Jackie Chan und Sammo Hung mischen in Tokyo eine Diebesbande auf.
Story:
Die Agenten Muscles (Jackie Chan) und Ricky (Yuen Biao) von der HK-Police werden nach Tokyo geschickt, um dort einen Ex-Kollegen ausfindig zu machen, der eine wertvolle Diamentenkollektion gestohlen hat. Bei der Observierung auf einem Rummelplatz wird Ricky gefangengenommen und Muscles bittet um Hilfe bei seinen ehemaligen Kumpels aus dem Waisenhaus. Die Gang um Fastbuck (Sammu Hung) wird von der Polizei eingewiesen und bekommt als Verstärkung die schöne Agentine Barbara an die Seite gestellt...
Nach den 3 "Powerman"-Filmen (deren dämliche Titel man den deutschen Verleihern mal um die Ohren hauen sollte) machte man Jackie Chan nun also zum "Tokyo Powerman" und schickt ihn zusammen mit seinen Kumpels und Kollegen nach Japan.

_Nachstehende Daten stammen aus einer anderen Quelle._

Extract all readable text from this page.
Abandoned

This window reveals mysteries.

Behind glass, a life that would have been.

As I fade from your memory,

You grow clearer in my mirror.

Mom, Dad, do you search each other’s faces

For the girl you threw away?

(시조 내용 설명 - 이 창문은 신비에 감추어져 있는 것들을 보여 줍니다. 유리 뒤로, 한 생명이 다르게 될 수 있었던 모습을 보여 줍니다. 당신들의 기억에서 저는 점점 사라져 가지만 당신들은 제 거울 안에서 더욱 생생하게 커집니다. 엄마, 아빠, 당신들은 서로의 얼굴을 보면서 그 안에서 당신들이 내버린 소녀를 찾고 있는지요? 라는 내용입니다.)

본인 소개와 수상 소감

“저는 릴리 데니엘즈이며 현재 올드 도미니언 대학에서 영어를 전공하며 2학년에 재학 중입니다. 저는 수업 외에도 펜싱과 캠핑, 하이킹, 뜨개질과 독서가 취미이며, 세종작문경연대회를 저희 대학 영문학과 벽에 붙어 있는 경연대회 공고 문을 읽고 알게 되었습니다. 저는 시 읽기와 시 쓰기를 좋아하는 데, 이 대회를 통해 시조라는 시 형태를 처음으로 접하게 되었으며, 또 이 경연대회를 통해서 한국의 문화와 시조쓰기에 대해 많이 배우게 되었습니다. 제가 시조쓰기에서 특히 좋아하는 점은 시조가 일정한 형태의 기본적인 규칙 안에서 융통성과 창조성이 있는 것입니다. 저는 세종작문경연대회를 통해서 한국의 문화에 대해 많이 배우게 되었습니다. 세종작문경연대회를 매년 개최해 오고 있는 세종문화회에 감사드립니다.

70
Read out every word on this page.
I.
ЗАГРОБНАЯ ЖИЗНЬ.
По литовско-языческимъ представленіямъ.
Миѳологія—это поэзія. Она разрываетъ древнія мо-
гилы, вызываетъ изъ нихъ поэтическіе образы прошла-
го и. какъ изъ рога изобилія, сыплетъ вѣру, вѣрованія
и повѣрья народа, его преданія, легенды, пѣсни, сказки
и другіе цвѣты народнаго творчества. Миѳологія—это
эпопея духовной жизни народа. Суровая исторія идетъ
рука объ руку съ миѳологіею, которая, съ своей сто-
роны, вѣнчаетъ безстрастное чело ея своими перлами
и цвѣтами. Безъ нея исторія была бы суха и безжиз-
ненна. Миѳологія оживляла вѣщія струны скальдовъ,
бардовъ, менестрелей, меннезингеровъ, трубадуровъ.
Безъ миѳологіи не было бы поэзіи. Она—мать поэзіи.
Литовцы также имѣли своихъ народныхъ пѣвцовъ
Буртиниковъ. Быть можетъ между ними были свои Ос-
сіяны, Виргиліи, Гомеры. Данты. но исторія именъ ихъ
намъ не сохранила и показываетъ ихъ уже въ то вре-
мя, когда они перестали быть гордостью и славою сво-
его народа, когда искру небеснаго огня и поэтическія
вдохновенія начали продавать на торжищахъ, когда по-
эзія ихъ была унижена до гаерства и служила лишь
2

Dennoch sollten JC-Fans diesen Film und "Powerman 2" mit etwas Vorsicht genießen, denn besonders hier hat Jackie nicht viel mehr als eine etwas größere Nebenrolle und Yuen Biao gar fast nur einen Cameo.

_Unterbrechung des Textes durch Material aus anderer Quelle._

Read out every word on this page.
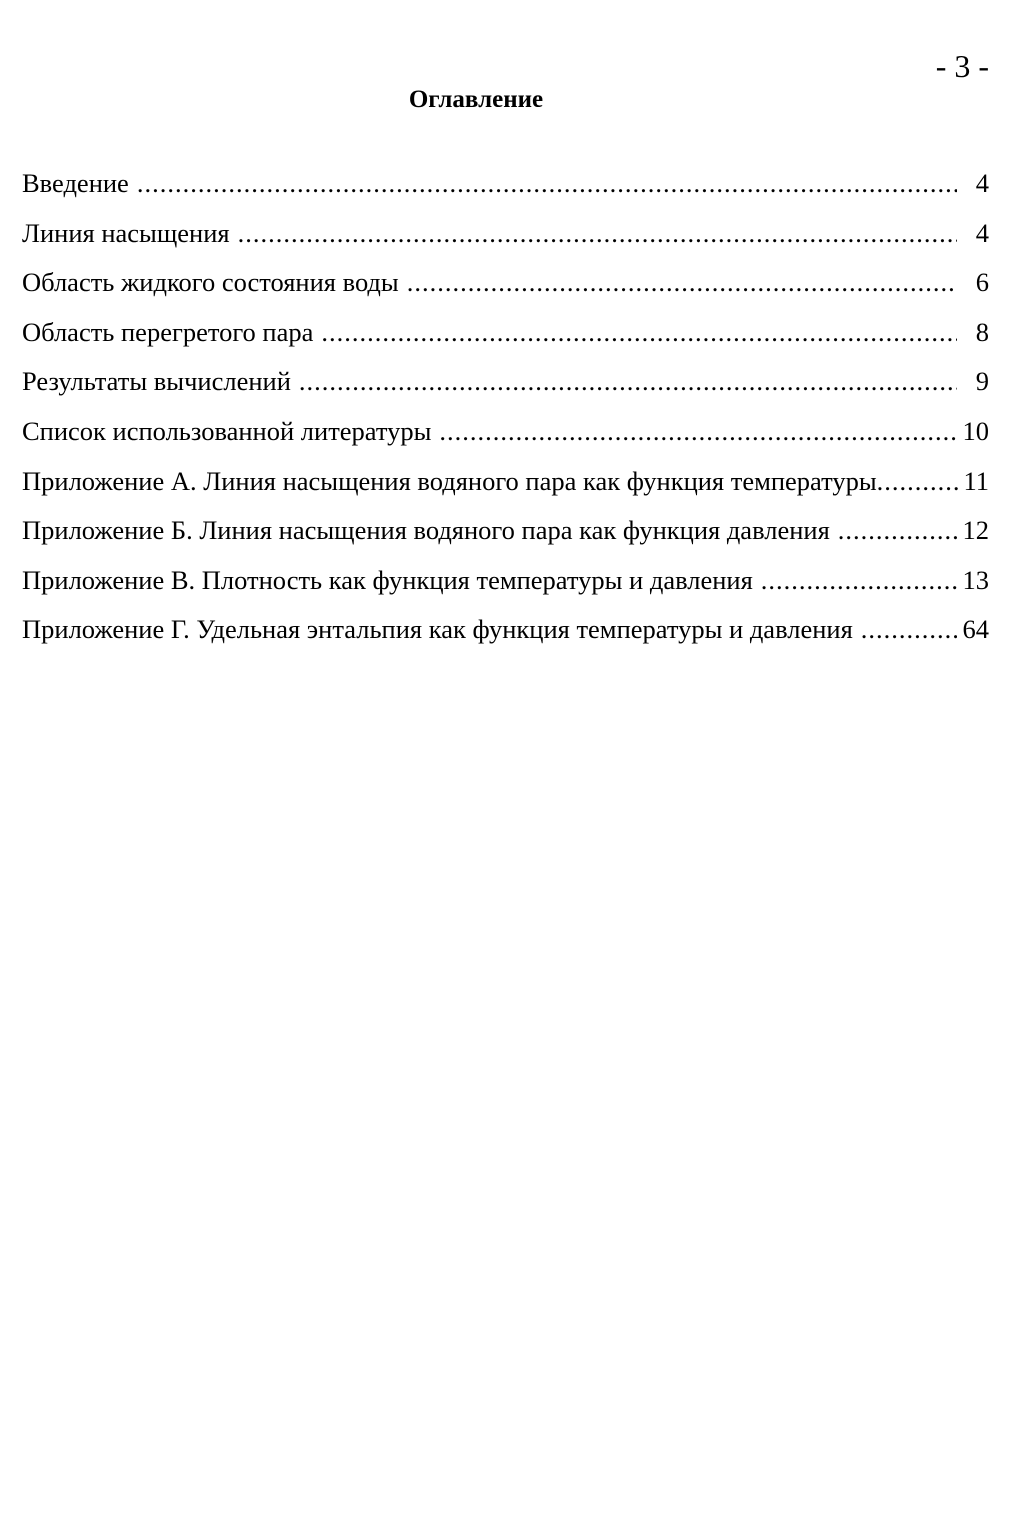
- 3 -
Оглавление
Введение .....	4
Линия насыщения .....	4
Область жидкого состояния воды .....	6
Область перегретого пара .....	8
Результаты вычислений .....	9
Список использованной литературы .....	10
Приложение А. Линия насыщения водяного пара как функция температуры .....	11
Приложение Б. Линия насыщения водяного пара как функция давления .....	12
Приложение В. Плотность как функция температуры и давления .....	13
Приложение Г. Удельная энтальпия как функция температуры и давления .....	64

Hauptsächlich dreht sich der Film, bei dem Sammu Hung auch Regie führte, nämlich um ihn und seine Kollegen, denen wir bei den misslungenen Anbaggerversuchen mit ihrer attraktiven Kollegin zusehen dürfen - auch wenn die furiose Auftaktszene mit Jackie und Yuen diesbezüglich Anderes vermuten lässt. Dann wird erst mal ein paar Gänge zurückgeschaltet, um die einzelnen Charaktere etwas näher vorzustellen. Erst als die Gruppe in Tokyo ankommt und Jackie wieder mit von der Partie ist, nimmt die Story wieder Fahrt auf und der genial choreographierte Endkampf entschädigt für die ein oder andere Durststrecke.
Sammo Hung hat es stellenweise etwas zu gut mit dem Humor gemeint, der doch ein bisschen albern rüberkommt. Das mag aber auch an der eher schlechten deutschen Synchro liegen, die viele Dialoge sehr wahrscheinlich nicht gerade sinngemäß wiedergibt. Dennoch: Wenn die 5 Schwachmaten anfangen zu singen, zerrt das schon gewaltig an den Nerven des Zuschauers. Zum Glück sind solche Szenen aber in der klaren Minderheit, so dass der Humor und die Fights klar überwiegen.
Das hauptsächliche Problem liegt eigentlich nur in der Tatsache, dass zu viele Darsteller beteiligt sind und man sich auf keinen so richtig zu konzentrieren scheint. Immer mal wieder wird hin und her geblendet, aber zum Fortgang der Story sind eigentlich doch nur Sammo, Sibelle und Jackie notwendig.
Überraschenderweise ist der Soundtrack für einen mid-80ies Film ziemlich gut gelungen und verzichtet auf allzu schwülstige Keyboard-Orgien.
Fazit: Mit einer besseren Synchro und etwas weniger Albernheiten hätte man aus dem Film noch mehr rausholen können. Dennoch ein ordentlicher Film mit einigen bekannten Gesichtern. Besser ist hingegen der Nachfolger geraten, obwohl er fast die gleiche Darstellerriege auffährt.